“When a colleague admonishes us to ‘quit complicating the issue,' it’s not just an impatient reminder to get on with the damn job—it’s also a plea to keep the complexity at a comfortable level.”
--Roger Martin
One of the first things I found odd about working in business, or at least the odd part of the business I was in (advertising), was how hard it was to define the thinking we were supposed to do.
Everyone was pretty clear that, as a planner, I had the luxury to “think” about my clients’ business, but they were less clear describing how I should go about it. Looking around for examples, it seemed that thinking could mean a whole bunch of things but none of them bore much resemblance to what I thought thinking was in my old life as a perpetual graduate student, studying Literature and Economic history.
So I was pleased to see that an intriguingly titled article “How Successful Leaders Think” in the June issue of The Harvard Business Review by Roger Martin, Dean of the School of Management at the University of Toronto.
http://harvardbusinessonline.hbsp.harvard.edu/hbsp/hbr/articles/article.jsp?ml_action=get-article&articleID=R0706C&ml_page=1&ml_subscriber=true
I liked a lot about it, not least a refreshing critique of the relentless push for forced simplicity quoted above and which nicely supports my general mission here.
Also refreshing was the diplomatic acknowledgment that most business leaders, even successful ones, are not very self-aware about their own decision-making processes, using the heralded bio of Jack Welch as a paradigmatic example. However much we might think (or remember) that we simply used our guts or searing, prophetic insight to make a decision, the truth is that most of us do try to evaluate the costs and benefits of high-stakes decisions. We think about it first, though not necessarily in an empirical, or research-driven way.
Martin describes a cognitive process called “integrative thinking” which he opposes to a more linear cost-benefit analysis of two existing options, which generally leads to unpleasant trade-offs. Successful leaders, he claims, don’t settle for an “either-or” scenario, but look for synthetic or innovative solutions by taking a wider and more holistic view of the challenge. Using Fitzgerald’s old chestnut about high intelligence being defined by the ability to “hold two opposing ideas in the mind” to define the foundational cognitive act, he maps out a three-stage process:
1)
Determining Salience: identifying the relevant factors even if they aren’t obvious
2)
Analyzing causality: searching for surprising relationships between these factors
3) E
nvisioning a decision architecture: this is Martin's weakest category and means, roughly, don’t lose track of the best solution by delegating various parts of the analysis to different people who will miss the forest for the trees
This strikes me as fine and good, but less because it’s so ground-breaking then because it’s a clear description of what I’d call old-fashioned conceptual thinking, as I used to do it and attempt to teach it in graduate school when I was studying the humanities and social sciences.

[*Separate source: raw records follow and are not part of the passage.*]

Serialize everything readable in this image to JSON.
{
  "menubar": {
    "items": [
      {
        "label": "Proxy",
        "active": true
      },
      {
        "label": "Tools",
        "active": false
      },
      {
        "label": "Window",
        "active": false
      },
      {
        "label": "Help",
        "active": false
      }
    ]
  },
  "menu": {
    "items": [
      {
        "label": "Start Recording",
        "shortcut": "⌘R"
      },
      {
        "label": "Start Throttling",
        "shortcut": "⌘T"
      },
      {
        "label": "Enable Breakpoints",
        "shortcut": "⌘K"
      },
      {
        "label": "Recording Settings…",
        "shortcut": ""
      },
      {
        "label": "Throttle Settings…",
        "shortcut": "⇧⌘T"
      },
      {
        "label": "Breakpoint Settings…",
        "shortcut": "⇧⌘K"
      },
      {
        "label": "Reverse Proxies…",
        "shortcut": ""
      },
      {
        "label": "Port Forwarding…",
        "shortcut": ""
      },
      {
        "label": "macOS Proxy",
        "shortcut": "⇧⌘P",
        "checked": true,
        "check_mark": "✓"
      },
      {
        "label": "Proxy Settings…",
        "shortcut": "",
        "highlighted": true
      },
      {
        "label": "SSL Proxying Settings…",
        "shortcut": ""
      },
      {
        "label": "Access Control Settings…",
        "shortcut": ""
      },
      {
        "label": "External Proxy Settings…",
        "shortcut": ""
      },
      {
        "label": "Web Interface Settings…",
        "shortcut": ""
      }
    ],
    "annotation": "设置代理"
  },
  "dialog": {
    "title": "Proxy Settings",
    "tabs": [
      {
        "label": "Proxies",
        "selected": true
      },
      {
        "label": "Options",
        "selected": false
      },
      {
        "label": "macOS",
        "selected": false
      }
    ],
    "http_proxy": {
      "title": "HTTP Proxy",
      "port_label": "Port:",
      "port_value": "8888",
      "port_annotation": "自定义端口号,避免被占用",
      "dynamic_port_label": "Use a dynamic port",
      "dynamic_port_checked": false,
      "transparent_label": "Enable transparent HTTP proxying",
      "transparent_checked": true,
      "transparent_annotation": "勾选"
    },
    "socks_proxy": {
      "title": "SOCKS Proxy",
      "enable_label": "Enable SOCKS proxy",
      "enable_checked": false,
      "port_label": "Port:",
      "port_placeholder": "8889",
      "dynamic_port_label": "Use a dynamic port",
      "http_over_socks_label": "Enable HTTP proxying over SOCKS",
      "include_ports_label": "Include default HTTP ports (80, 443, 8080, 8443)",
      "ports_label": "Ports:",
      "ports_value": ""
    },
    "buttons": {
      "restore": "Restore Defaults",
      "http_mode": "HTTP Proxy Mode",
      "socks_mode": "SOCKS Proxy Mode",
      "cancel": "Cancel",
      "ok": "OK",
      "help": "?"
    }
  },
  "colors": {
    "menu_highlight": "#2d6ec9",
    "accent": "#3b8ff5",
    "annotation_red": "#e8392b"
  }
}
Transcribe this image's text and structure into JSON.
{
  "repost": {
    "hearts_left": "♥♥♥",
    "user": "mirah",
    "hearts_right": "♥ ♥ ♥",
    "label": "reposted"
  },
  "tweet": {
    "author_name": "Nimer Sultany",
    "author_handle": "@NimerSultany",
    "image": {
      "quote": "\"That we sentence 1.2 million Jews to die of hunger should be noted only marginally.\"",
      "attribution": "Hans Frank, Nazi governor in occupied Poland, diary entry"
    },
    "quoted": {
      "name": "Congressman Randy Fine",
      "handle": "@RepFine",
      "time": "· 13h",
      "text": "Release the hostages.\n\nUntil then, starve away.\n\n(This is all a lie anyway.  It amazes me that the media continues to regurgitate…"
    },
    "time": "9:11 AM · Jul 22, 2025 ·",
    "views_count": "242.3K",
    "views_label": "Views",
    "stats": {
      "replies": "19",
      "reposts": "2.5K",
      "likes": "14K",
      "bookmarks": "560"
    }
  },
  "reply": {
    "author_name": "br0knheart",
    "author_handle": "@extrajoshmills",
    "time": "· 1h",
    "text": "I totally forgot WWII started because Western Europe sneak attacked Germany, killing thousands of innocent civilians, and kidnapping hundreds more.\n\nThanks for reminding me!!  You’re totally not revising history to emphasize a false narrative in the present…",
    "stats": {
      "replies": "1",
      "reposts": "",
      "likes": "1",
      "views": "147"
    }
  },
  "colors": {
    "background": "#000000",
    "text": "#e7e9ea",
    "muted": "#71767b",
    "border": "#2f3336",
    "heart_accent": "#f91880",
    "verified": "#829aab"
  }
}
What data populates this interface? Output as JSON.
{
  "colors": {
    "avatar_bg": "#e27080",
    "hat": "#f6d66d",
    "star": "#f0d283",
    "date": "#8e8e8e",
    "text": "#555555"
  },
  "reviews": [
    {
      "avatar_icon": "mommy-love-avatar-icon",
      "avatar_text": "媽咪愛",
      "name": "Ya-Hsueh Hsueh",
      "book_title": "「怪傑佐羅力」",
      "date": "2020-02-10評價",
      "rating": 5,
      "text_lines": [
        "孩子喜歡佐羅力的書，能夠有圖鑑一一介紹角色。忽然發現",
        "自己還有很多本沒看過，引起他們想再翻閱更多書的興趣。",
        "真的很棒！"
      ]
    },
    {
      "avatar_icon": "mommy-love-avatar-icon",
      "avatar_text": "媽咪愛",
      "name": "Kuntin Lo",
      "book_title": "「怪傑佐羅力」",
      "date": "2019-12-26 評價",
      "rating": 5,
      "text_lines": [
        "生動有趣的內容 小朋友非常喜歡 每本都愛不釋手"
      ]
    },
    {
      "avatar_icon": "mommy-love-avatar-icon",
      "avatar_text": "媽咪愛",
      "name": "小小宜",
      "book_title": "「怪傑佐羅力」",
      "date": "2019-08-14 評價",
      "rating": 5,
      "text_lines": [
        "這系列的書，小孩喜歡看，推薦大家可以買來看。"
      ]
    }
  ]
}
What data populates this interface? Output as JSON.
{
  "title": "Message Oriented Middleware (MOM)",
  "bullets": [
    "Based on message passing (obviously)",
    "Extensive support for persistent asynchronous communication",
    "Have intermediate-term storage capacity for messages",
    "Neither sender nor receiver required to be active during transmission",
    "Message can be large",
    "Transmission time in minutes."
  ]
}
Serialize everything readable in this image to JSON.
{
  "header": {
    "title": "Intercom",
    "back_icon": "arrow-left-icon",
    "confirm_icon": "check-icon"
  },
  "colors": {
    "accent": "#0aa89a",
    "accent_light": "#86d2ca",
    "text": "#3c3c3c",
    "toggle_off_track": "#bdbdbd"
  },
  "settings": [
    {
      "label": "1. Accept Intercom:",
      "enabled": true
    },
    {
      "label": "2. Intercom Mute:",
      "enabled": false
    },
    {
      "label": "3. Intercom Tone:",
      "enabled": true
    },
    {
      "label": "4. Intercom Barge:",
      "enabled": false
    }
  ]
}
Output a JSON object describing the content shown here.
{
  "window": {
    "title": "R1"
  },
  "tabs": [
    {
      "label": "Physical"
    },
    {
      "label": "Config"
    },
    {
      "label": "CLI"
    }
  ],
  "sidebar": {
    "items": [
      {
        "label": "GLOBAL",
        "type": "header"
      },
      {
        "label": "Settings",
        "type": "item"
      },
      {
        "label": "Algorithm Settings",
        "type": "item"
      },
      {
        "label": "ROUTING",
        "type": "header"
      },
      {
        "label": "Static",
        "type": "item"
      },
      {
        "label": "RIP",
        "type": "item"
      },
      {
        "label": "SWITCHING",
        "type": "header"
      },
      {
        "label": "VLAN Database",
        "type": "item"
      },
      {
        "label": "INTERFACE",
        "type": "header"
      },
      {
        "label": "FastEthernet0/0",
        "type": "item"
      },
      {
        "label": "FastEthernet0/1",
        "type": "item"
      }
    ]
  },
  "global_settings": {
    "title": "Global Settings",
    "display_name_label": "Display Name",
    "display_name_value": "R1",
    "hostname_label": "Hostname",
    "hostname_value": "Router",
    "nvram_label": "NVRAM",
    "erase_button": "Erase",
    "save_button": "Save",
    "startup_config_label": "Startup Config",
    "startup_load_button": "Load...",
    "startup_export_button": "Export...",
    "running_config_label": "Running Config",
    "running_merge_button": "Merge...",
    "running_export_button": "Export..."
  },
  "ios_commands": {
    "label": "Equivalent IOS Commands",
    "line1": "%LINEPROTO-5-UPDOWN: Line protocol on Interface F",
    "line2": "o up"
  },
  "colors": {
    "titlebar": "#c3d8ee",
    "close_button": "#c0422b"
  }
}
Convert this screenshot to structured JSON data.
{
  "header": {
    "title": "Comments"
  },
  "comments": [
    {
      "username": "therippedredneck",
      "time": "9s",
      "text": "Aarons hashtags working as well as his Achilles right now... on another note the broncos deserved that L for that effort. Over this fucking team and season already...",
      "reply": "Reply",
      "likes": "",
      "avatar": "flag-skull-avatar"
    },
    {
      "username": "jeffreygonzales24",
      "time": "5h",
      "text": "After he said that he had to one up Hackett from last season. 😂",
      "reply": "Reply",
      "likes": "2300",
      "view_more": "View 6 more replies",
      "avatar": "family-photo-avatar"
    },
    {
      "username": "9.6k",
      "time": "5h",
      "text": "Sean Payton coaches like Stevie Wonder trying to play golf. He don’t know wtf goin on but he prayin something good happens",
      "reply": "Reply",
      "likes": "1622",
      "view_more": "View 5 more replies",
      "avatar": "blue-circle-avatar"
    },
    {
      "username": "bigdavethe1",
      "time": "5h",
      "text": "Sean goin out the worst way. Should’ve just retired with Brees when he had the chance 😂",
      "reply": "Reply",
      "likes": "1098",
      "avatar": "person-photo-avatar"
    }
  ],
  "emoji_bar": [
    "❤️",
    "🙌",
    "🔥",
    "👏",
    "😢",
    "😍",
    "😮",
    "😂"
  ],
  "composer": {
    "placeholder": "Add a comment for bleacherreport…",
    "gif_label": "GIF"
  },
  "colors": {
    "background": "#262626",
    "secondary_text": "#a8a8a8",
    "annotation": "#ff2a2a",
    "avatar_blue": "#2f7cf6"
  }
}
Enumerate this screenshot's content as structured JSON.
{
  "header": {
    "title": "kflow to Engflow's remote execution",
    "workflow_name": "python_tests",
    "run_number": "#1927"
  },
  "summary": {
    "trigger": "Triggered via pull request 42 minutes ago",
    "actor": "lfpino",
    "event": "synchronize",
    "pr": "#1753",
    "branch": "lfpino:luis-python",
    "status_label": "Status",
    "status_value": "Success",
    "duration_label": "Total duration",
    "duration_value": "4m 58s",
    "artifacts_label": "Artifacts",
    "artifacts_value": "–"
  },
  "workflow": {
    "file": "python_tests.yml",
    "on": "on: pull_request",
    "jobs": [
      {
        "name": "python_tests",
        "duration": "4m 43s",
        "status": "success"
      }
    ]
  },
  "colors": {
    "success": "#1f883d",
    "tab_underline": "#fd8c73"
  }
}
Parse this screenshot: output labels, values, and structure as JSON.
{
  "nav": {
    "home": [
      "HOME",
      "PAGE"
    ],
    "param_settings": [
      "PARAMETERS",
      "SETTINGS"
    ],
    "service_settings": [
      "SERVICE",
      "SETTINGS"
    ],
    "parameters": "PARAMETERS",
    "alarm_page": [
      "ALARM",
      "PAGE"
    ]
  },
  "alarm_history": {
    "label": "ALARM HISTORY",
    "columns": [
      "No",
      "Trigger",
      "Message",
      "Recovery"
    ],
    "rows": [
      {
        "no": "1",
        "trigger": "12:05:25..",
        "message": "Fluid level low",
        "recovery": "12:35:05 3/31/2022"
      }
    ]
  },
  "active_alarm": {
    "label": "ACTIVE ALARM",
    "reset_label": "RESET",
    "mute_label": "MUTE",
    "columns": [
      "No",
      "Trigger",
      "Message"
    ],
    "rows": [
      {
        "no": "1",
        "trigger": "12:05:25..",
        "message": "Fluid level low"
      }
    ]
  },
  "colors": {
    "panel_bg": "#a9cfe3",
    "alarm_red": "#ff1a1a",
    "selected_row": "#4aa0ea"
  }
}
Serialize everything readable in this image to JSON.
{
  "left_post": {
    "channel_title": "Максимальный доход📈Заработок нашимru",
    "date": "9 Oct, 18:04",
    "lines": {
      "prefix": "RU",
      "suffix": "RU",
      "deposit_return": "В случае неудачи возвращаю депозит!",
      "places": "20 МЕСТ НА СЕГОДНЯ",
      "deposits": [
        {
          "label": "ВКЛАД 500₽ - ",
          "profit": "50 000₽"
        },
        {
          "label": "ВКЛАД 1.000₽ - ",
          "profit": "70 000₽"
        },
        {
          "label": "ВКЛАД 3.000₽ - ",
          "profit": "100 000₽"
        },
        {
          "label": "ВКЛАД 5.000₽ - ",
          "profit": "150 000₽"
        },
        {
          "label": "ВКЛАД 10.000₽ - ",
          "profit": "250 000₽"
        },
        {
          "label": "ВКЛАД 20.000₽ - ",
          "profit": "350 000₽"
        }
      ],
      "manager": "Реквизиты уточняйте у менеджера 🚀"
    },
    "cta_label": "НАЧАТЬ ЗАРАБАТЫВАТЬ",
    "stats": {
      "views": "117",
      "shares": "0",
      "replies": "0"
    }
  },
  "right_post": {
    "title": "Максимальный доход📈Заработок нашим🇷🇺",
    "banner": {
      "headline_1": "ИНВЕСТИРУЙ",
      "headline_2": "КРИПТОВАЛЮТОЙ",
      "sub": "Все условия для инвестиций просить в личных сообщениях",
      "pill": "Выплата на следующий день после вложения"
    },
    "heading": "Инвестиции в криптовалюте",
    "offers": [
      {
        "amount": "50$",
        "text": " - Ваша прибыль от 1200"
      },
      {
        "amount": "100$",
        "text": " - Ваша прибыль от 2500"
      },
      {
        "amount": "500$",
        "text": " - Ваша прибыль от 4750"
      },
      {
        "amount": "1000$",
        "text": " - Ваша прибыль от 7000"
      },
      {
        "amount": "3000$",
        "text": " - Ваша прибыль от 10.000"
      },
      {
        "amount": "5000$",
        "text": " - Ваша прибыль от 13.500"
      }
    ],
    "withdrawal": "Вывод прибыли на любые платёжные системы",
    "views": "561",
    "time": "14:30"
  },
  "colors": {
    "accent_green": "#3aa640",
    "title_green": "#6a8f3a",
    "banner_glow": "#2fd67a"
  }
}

Though my steps were a little different and more evaluative than prescriptive (they were designed to help students write papers after all) they amount to another version of the same thing:
1) Determine the factors/categories/experiences that are really important in the data set
1a) Pay as much attention to what’s surprisingly missing (e.g. a book about a relationship without any mention of desire) and irrelevant as what is included and emphasized.
2) Determine relative value/influence of these various factors in terms of how they interact and impact the data set as a whole.
2a) What factors are validated and what are under-valued? Are the factors dynamic or static?
3) Develop a hypothesis/story to explain the data set which has captured your attention or seems particularly important
4) Then test the hypothesis/story up against contradictory data. Can you come up with a story that explains the contradictory data? 5) If you can’t make it work, evolve the hypothesis or start over with a new data set.
Business doesn’t take conceptual thinking too seriously as a real discipline, probably because it sounds too soft, too theoretical, at least compared to the catch-all category of
Quant or statistical analysis which is the most convincing form of evidence for most business people. (Martin also mentions the reliance on regression analysis as the favorite tool of simplicity seekers). Or maybe it’s because business education relies so heavily on a case study model which facilitates the impulse to “search and reapply” which I’ve witnessed among so many M.B.A.-trained colleagues.
It’s weird because business—with it’s complex systems, susceptibility to social-cultural factors, radically dynamic relationships and need for overarching explanatory stories—seems more suited to conceptual thinking than quantitative analysis which is a better tool for analyzing existing data sets or studying phenomena in controlled environments.
But as Martin rightly points out, complexity makes most of anxious, even if the ability to analyze more factors generally leads to more innovative solutions.
Maybe I’m missing something obvious (the vice of the complexity-embracer), but for the time being, I’m going to continue defending old-fashioned thinking (whatever you call it: integrative, conceptual, critical) as the first tool of choice for solving business problems.